"Ach ten Eusebio!" - darł się portugalski komentator, gdy Euzebiusz "Ebi" Smolarek strzelał drugiego gola dla Polski. Dzień później w ten sam sposób określił go dziennik "A Bola". Nieprzypadkowo. Eusebio to bowiem legendarny piłkarz portugalski. Taki jak dla nas Grzegorz Lato albo Zbigniew Boniek. I takiego go zapamiętają nasi rywale. Oby aż do rewanżu, który zostanie rozegrany w przyszłym roku w Portugalii.
"A Bola" poświęciła Ebiemu całą stronę! Przypomniała, że wielką karierę zaczynał w Feyenoordzie Rotterdam oraz że przed dwudziestu laty jego ojciec, Włodzimierz, również dał zwycięstwo Polsce nad Portugalią (1:0). A było to podczas mundialu w Meksyku w 1986 roku. Smolarek dostał też najwyższą notę wśród polskich piłkarzy. W skali od 1 do 10 - otrzymał aż 9!

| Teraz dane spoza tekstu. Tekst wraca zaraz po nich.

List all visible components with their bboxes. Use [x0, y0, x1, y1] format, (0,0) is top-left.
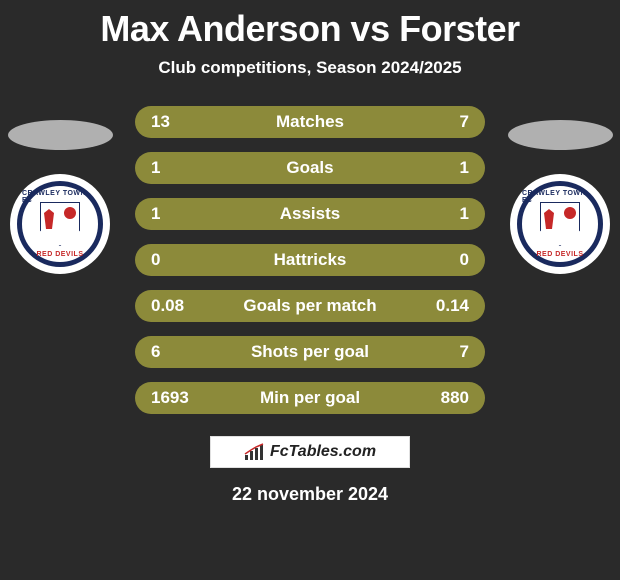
stat-label: Shots per goal — [201, 342, 419, 362]
stat-label: Assists — [201, 204, 419, 224]
stat-label: Goals — [201, 158, 419, 178]
stat-left-value: 6 — [151, 342, 201, 362]
chart-icon — [244, 443, 266, 461]
stat-row: 1 Assists 1 — [135, 198, 485, 230]
club-crest-right: CRAWLEY TOWN FC RED DEVILS — [510, 174, 610, 274]
stat-label: Goals per match — [201, 296, 419, 316]
crest-bottom-text: RED DEVILS — [36, 251, 83, 258]
stat-label: Hattricks — [201, 250, 419, 270]
stat-left-value: 1 — [151, 204, 201, 224]
stat-label: Min per goal — [201, 388, 419, 408]
stat-right-value: 1 — [419, 204, 469, 224]
player-right-column: CRAWLEY TOWN FC RED DEVILS — [500, 120, 620, 300]
stat-left-value: 0.08 — [151, 296, 201, 316]
stat-left-value: 13 — [151, 112, 201, 132]
stats-table: 13 Matches 7 1 Goals 1 1 Assists 1 0 Hat… — [135, 106, 485, 414]
devil-icon — [44, 209, 54, 229]
crest-shield-icon — [540, 202, 580, 246]
player-left-column: CRAWLEY TOWN FC RED DEVILS — [0, 120, 120, 300]
player-right-ellipse — [508, 120, 613, 150]
club-crest-left: CRAWLEY TOWN FC RED DEVILS — [10, 174, 110, 274]
stat-row: 0.08 Goals per match 0.14 — [135, 290, 485, 322]
stat-right-value: 0 — [419, 250, 469, 270]
crest-top-text: CRAWLEY TOWN FC — [522, 190, 598, 204]
stat-row: 1693 Min per goal 880 — [135, 382, 485, 414]
ball-icon — [564, 207, 576, 219]
stat-right-value: 880 — [419, 388, 469, 408]
watermark-text: FcTables.com — [270, 443, 376, 461]
stat-right-value: 1 — [419, 158, 469, 178]
stat-left-value: 1693 — [151, 388, 201, 408]
watermark[interactable]: FcTables.com — [210, 436, 410, 468]
stat-right-value: 7 — [419, 112, 469, 132]
stat-row: 6 Shots per goal 7 — [135, 336, 485, 368]
page-subtitle: Club competitions, Season 2024/2025 — [0, 58, 620, 78]
page-title: Max Anderson vs Forster — [0, 0, 620, 50]
crest-ring: CRAWLEY TOWN FC RED DEVILS — [17, 181, 103, 267]
crest-ring: CRAWLEY TOWN FC RED DEVILS — [517, 181, 603, 267]
stat-row: 13 Matches 7 — [135, 106, 485, 138]
stat-row: 1 Goals 1 — [135, 152, 485, 184]
stat-label: Matches — [201, 112, 419, 132]
stat-left-value: 1 — [151, 158, 201, 178]
stat-right-value: 7 — [419, 342, 469, 362]
stat-left-value: 0 — [151, 250, 201, 270]
date: 22 november 2024 — [0, 484, 620, 505]
crest-bottom-text: RED DEVILS — [536, 251, 583, 258]
player-left-ellipse — [8, 120, 113, 150]
devil-icon — [544, 209, 554, 229]
stat-row: 0 Hattricks 0 — [135, 244, 485, 276]
stat-right-value: 0.14 — [419, 296, 469, 316]
crest-shield-icon — [40, 202, 80, 246]
crest-top-text: CRAWLEY TOWN FC — [22, 190, 98, 204]
ball-icon — [64, 207, 76, 219]
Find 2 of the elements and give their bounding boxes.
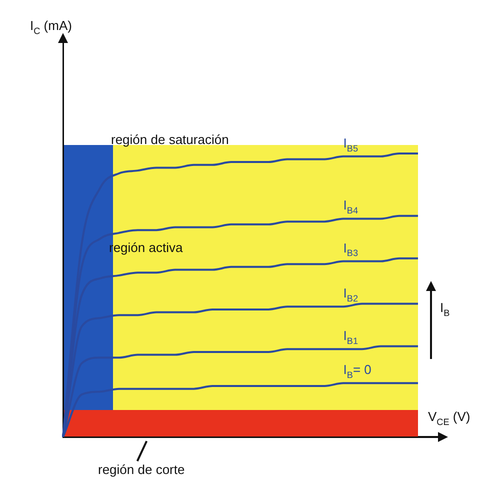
text: región de saturación [111, 132, 229, 147]
text: región de corte [98, 462, 185, 477]
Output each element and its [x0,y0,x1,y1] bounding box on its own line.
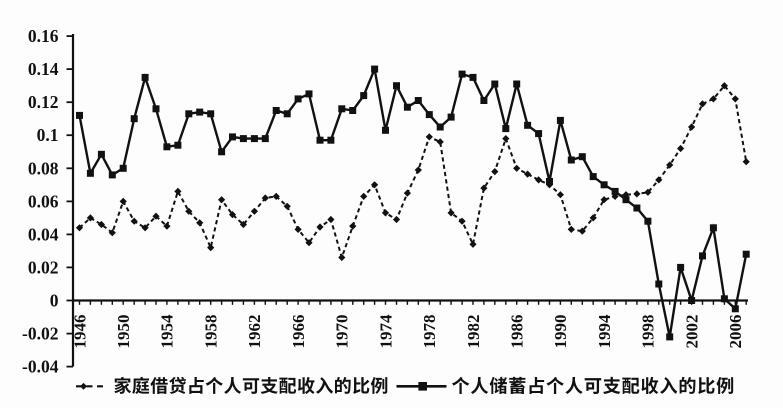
svg-text:1994: 1994 [595,314,614,349]
svg-text:2002: 2002 [682,315,701,349]
svg-text:1950: 1950 [114,315,133,349]
svg-text:1982: 1982 [464,315,483,349]
svg-text:0.16: 0.16 [28,26,59,46]
svg-text:-0.04: -0.04 [22,357,59,377]
svg-text:0.1: 0.1 [37,125,59,145]
svg-text:1962: 1962 [245,315,264,349]
svg-text:0.08: 0.08 [28,158,59,178]
svg-text:-0.02: -0.02 [22,324,58,344]
svg-text:1970: 1970 [333,315,352,349]
svg-text:1954: 1954 [158,314,177,349]
svg-text:1990: 1990 [551,315,570,349]
svg-text:0: 0 [50,291,59,311]
svg-text:1986: 1986 [508,315,527,349]
svg-text:0.14: 0.14 [28,59,59,79]
svg-text:1974: 1974 [376,314,395,349]
svg-text:1978: 1978 [420,315,439,349]
svg-text:0.02: 0.02 [28,257,59,277]
svg-text:0.06: 0.06 [28,191,59,211]
svg-text:1946: 1946 [70,315,89,349]
svg-text:0.12: 0.12 [28,92,59,112]
svg-text:1998: 1998 [639,315,658,349]
svg-text:0.04: 0.04 [28,224,59,244]
svg-text:1966: 1966 [289,315,308,349]
svg-text:1958: 1958 [202,315,221,349]
svg-text:2006: 2006 [726,315,745,349]
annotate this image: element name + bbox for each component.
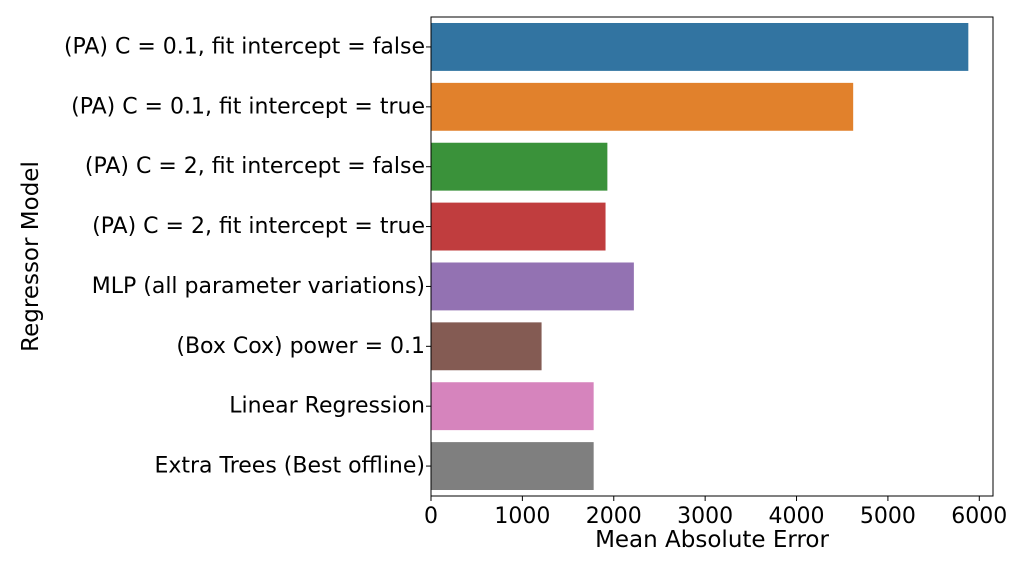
x-tick-label: 5000 [860, 504, 916, 529]
bar-2 [431, 142, 608, 191]
bar-4 [431, 262, 634, 311]
bars-group [431, 22, 969, 491]
bar-5 [431, 322, 542, 371]
y-tick-label: MLP (all parameter variations) [92, 274, 425, 299]
x-tick-label: 2000 [586, 504, 642, 529]
y-tick-label: (PA) C = 2, fit intercept = true [92, 214, 425, 239]
bar-6 [431, 382, 594, 431]
x-tick-labels: 0 1000 2000 3000 4000 5000 6000 [424, 496, 1007, 529]
y-tick-label: Linear Regression [229, 394, 425, 419]
y-tick-label: (PA) C = 0.1, fit intercept = true [71, 94, 425, 119]
x-tick-label: 1000 [494, 504, 550, 529]
y-axis-title: Regressor Model [18, 161, 44, 352]
plot-frame [430, 16, 994, 497]
x-tick-label: 3000 [677, 504, 733, 529]
x-tick-label: 4000 [769, 504, 825, 529]
y-tick-label: (PA) C = 0.1, fit intercept = false [64, 34, 425, 59]
y-tick-label: (PA) C = 2, fit intercept = false [85, 154, 425, 179]
y-tick-labels: (PA) C = 0.1, fit intercept = false (PA) … [64, 34, 431, 479]
bar-1 [431, 82, 854, 131]
x-axis-title: Mean Absolute Error [595, 527, 829, 553]
y-tick-label: (Box Cox) power = 0.1 [176, 334, 425, 359]
x-tick-label: 6000 [951, 504, 1007, 529]
bar-7 [431, 442, 594, 491]
y-tick-label: Extra Trees (Best offline) [154, 454, 425, 479]
bar-3 [431, 202, 606, 251]
bar-0 [431, 22, 969, 71]
x-tick-label: 0 [424, 504, 438, 529]
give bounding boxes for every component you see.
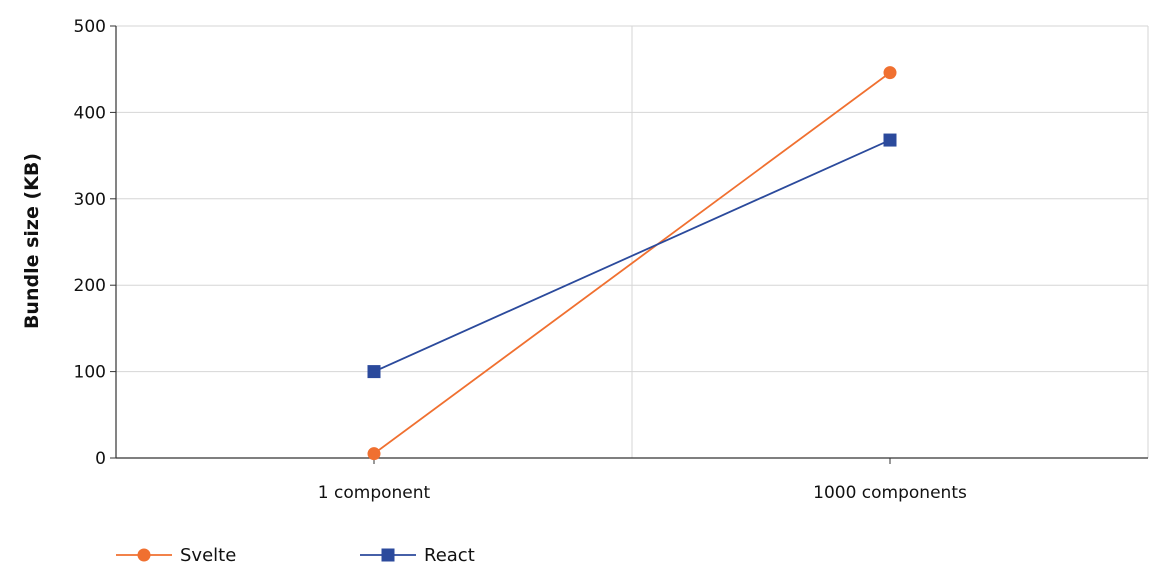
legend: Svelte React <box>116 545 475 566</box>
y-tick-label: 0 <box>95 449 106 469</box>
axes: 0 100 200 300 400 500 1 component 1000 componen… <box>74 17 1148 503</box>
legend-marker-react <box>381 548 395 562</box>
y-tick-label: 400 <box>74 103 106 123</box>
data-point-react <box>367 365 381 379</box>
series-group <box>367 66 897 461</box>
y-tick-label: 500 <box>74 17 106 37</box>
x-tick-label: 1 component <box>318 483 431 503</box>
grid-lines <box>116 25 1149 458</box>
series-line-react <box>373 139 891 373</box>
legend-label-react: React <box>424 545 475 566</box>
y-axis-title: Bundle size (KB) <box>21 153 43 329</box>
x-tick-label: 1000 components <box>813 483 967 503</box>
series-line-svelte <box>373 71 891 455</box>
y-tick-label: 100 <box>74 363 106 383</box>
data-point-react <box>883 133 897 147</box>
data-point-svelte <box>883 66 897 80</box>
y-tick-label: 300 <box>74 190 106 210</box>
legend-marker-svelte <box>137 548 151 562</box>
data-point-svelte <box>367 447 381 461</box>
legend-label-svelte: Svelte <box>180 545 236 566</box>
y-tick-label: 200 <box>74 276 106 296</box>
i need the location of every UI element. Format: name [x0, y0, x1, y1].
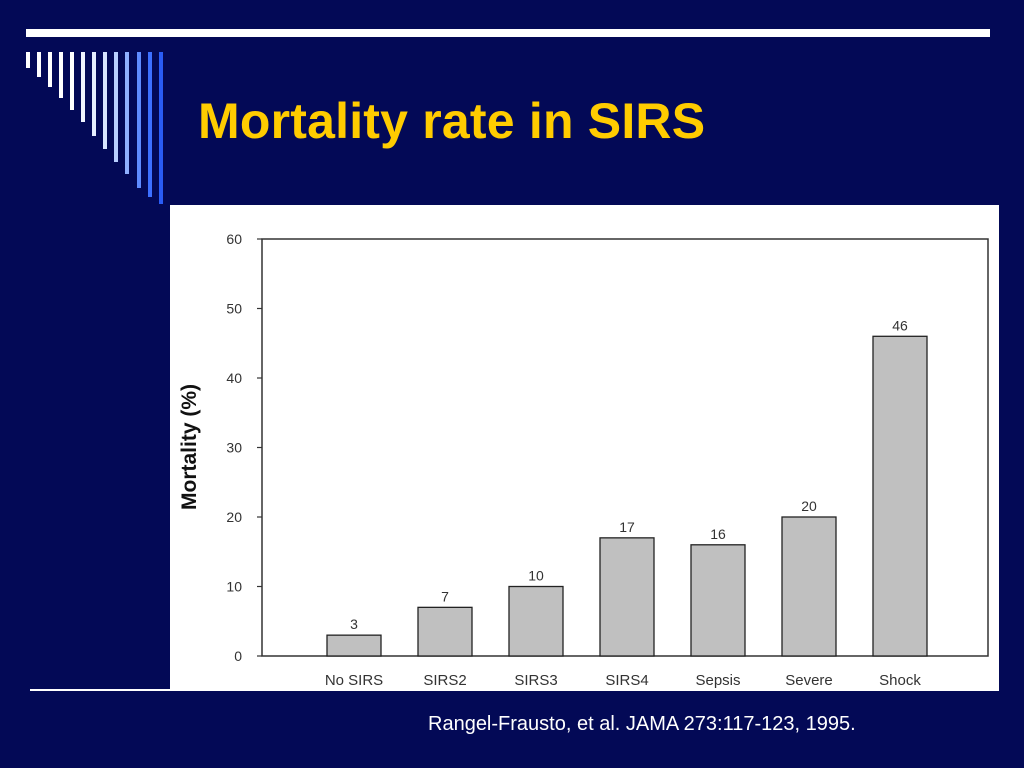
y-axis: 0 10 20 30 40 50 60 [226, 231, 262, 664]
stripe [114, 52, 118, 162]
stripe [125, 52, 129, 174]
bars: 3 7 10 17 16 20 46 [326, 317, 928, 657]
y-tick-label: 20 [226, 509, 242, 525]
stripe [148, 52, 152, 197]
x-tick-label: SIRS4 [605, 672, 648, 689]
x-tick-label: Shock [879, 672, 921, 689]
y-tick-label: 30 [226, 440, 242, 456]
y-tick-label: 60 [226, 231, 242, 247]
x-tick-label: No SIRS [325, 672, 383, 689]
bar-no-sirs [326, 634, 382, 657]
bar-data-label: 46 [892, 317, 908, 333]
stripe [59, 52, 63, 98]
x-tick-label: Severe [785, 672, 833, 689]
x-tick-label: SIRS3 [514, 672, 557, 689]
chart-panel: Mortality (%) 0 10 20 30 40 50 60 3 7 10 17 16 20 46… [170, 205, 999, 691]
x-tick-label: SIRS2 [423, 672, 466, 689]
y-tick-label: 50 [226, 301, 242, 317]
bar-sepsis [690, 544, 746, 657]
citation-text: Rangel-Frausto, et al. JAMA 273:117-123,… [428, 713, 856, 735]
y-tick-label: 10 [226, 579, 242, 595]
y-tick-label: 40 [226, 370, 242, 386]
slide-title: Mortality rate in SIRS [198, 93, 706, 149]
bar-data-label: 17 [619, 519, 635, 535]
bar-data-label: 3 [350, 616, 358, 632]
stripe [103, 52, 107, 149]
y-axis-label: Mortality (%) [178, 384, 201, 510]
stripe [70, 52, 74, 110]
stripe [26, 52, 30, 68]
x-tick-label: Sepsis [695, 672, 740, 689]
stripe [137, 52, 141, 188]
bar-data-label: 16 [710, 526, 726, 542]
title-divider-line [26, 29, 990, 37]
stripe [81, 52, 85, 122]
stripe [37, 52, 41, 77]
stripe [48, 52, 52, 87]
stripe [159, 52, 163, 204]
bar-shock [872, 335, 928, 657]
x-axis: No SIRS SIRS2 SIRS3 SIRS4 Sepsis Severe Shock [325, 672, 922, 689]
bar-sirs3 [508, 585, 564, 657]
y-tick-label: 0 [234, 648, 242, 664]
bar-severe [781, 516, 837, 657]
footer-divider-line [30, 689, 172, 691]
bar-data-label: 10 [528, 568, 544, 584]
mortality-bar-chart: Mortality (%) 0 10 20 30 40 50 60 3 7 10 17 16 20 46… [178, 231, 989, 689]
bar-data-label: 7 [441, 588, 449, 604]
bar-sirs4 [599, 537, 655, 657]
vertical-stripes-decoration-icon [26, 52, 163, 204]
stripe [92, 52, 96, 136]
bar-sirs2 [417, 606, 473, 657]
bar-data-label: 20 [801, 498, 817, 514]
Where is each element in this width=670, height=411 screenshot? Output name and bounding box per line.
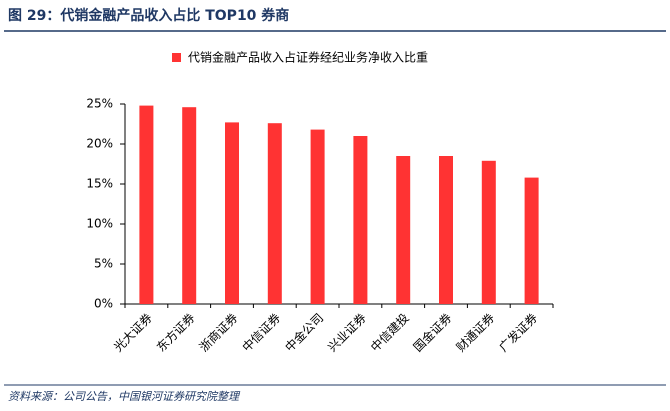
x-tick-label: 财通证券 bbox=[453, 310, 498, 355]
x-tick-label: 中信建投 bbox=[367, 310, 412, 355]
bar bbox=[139, 105, 154, 304]
bar bbox=[310, 129, 325, 304]
legend-swatch bbox=[172, 53, 181, 62]
x-tick-label: 中信证券 bbox=[239, 310, 284, 355]
x-tick-label: 光大证券 bbox=[110, 310, 155, 355]
source-note: 资料来源：公司公告，中国银河证券研究院整理 bbox=[8, 390, 241, 403]
x-tick-label: 兴业证券 bbox=[324, 310, 369, 355]
y-tick-label: 10% bbox=[86, 217, 113, 231]
y-tick-label: 5% bbox=[94, 257, 113, 271]
y-tick-label: 25% bbox=[86, 97, 113, 111]
bar bbox=[396, 156, 411, 304]
x-tick-label: 中金公司 bbox=[282, 310, 327, 355]
bar bbox=[439, 156, 453, 304]
y-tick-label: 15% bbox=[86, 177, 113, 191]
x-tick-label: 广发证券 bbox=[496, 310, 541, 355]
y-tick-label: 20% bbox=[86, 137, 113, 151]
bar bbox=[481, 160, 496, 304]
bar bbox=[524, 177, 539, 304]
x-tick-label: 东方证券 bbox=[153, 310, 198, 355]
x-tick-label: 浙商证券 bbox=[196, 310, 241, 355]
legend-label: 代销金融产品收入占证券经纪业务净收入比重 bbox=[188, 50, 428, 65]
y-tick-label: 0% bbox=[94, 297, 113, 311]
bar bbox=[267, 123, 282, 304]
x-tick-label: 国金证券 bbox=[410, 310, 455, 355]
bar bbox=[182, 107, 197, 304]
bar bbox=[225, 122, 239, 305]
bar bbox=[353, 136, 368, 304]
chart-title: 图 29：代销金融产品收入占比 TOP10 券商 bbox=[8, 7, 289, 24]
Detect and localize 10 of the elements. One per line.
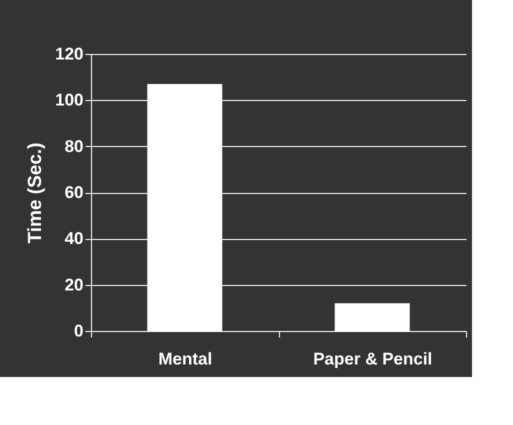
- y-axis-title: Time (Sec.): [25, 142, 46, 244]
- y-tick-label: 100: [55, 90, 84, 110]
- y-tick-label: 120: [55, 44, 84, 64]
- x-tick-label: Paper & Pencil: [313, 350, 432, 368]
- y-tick-label: 40: [64, 229, 84, 248]
- y-tick-label: 60: [64, 183, 84, 202]
- x-tick-label: Mental: [158, 350, 212, 368]
- y-tick-label: 20: [64, 275, 84, 294]
- y-tick-label: 0: [74, 322, 84, 340]
- y-tick-label: 80: [64, 136, 84, 156]
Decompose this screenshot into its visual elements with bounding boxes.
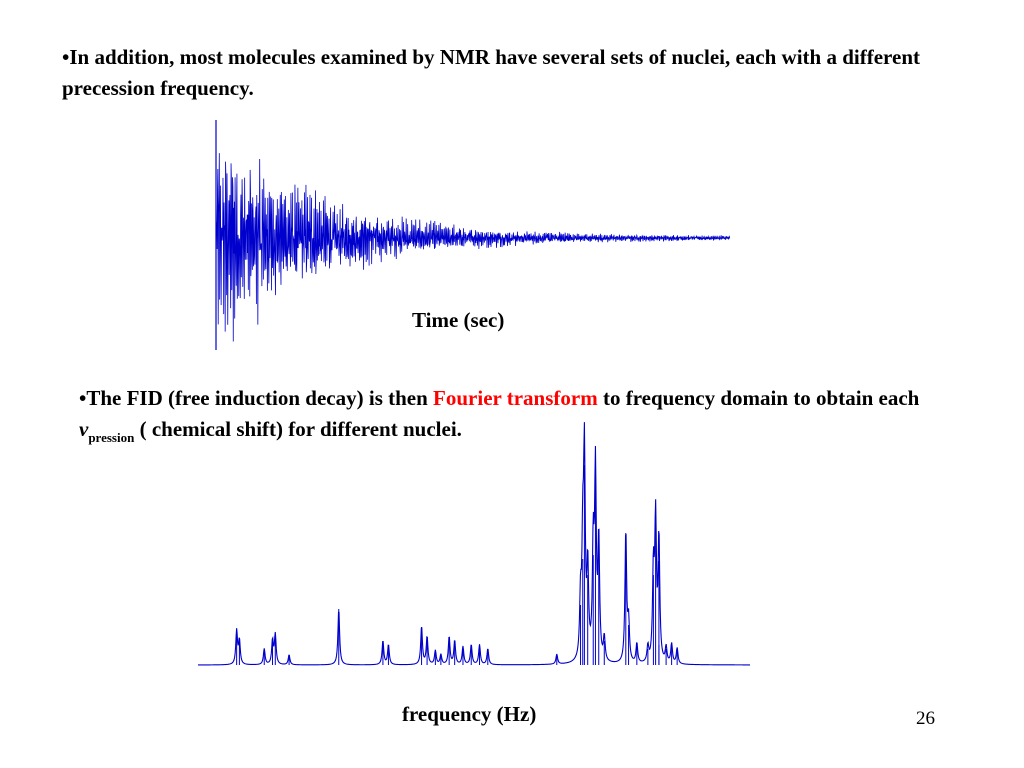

Portugalska prasa częściej jednak skupiła się na wytykaniu błędów swoim zawodnikom, niż wychwalaniu naszych piłkarzy. "O Jogo" skrytykował defensywę, która zawaliła przy obu golach. A porażkę najczęściej tłumaczono brakiem piłkarza Maniche w pierwszym składzie. Trener Scolari uznał bowiem, że w środku pomocy zagrają Petit i Costinha. "O Jogo" twierdzi, że szkoleniowiec się pomylił...
Jedynym chwalonym piłkarzem Portugalii był bramkarz Ricardo. On dostał w "A Bola" notę 6. Najwyższą w drużynie. Podobnie jak ambitnie grający Simao Sabrosa oraz strzelec jedynego gola dla gości - Nuno Gomes.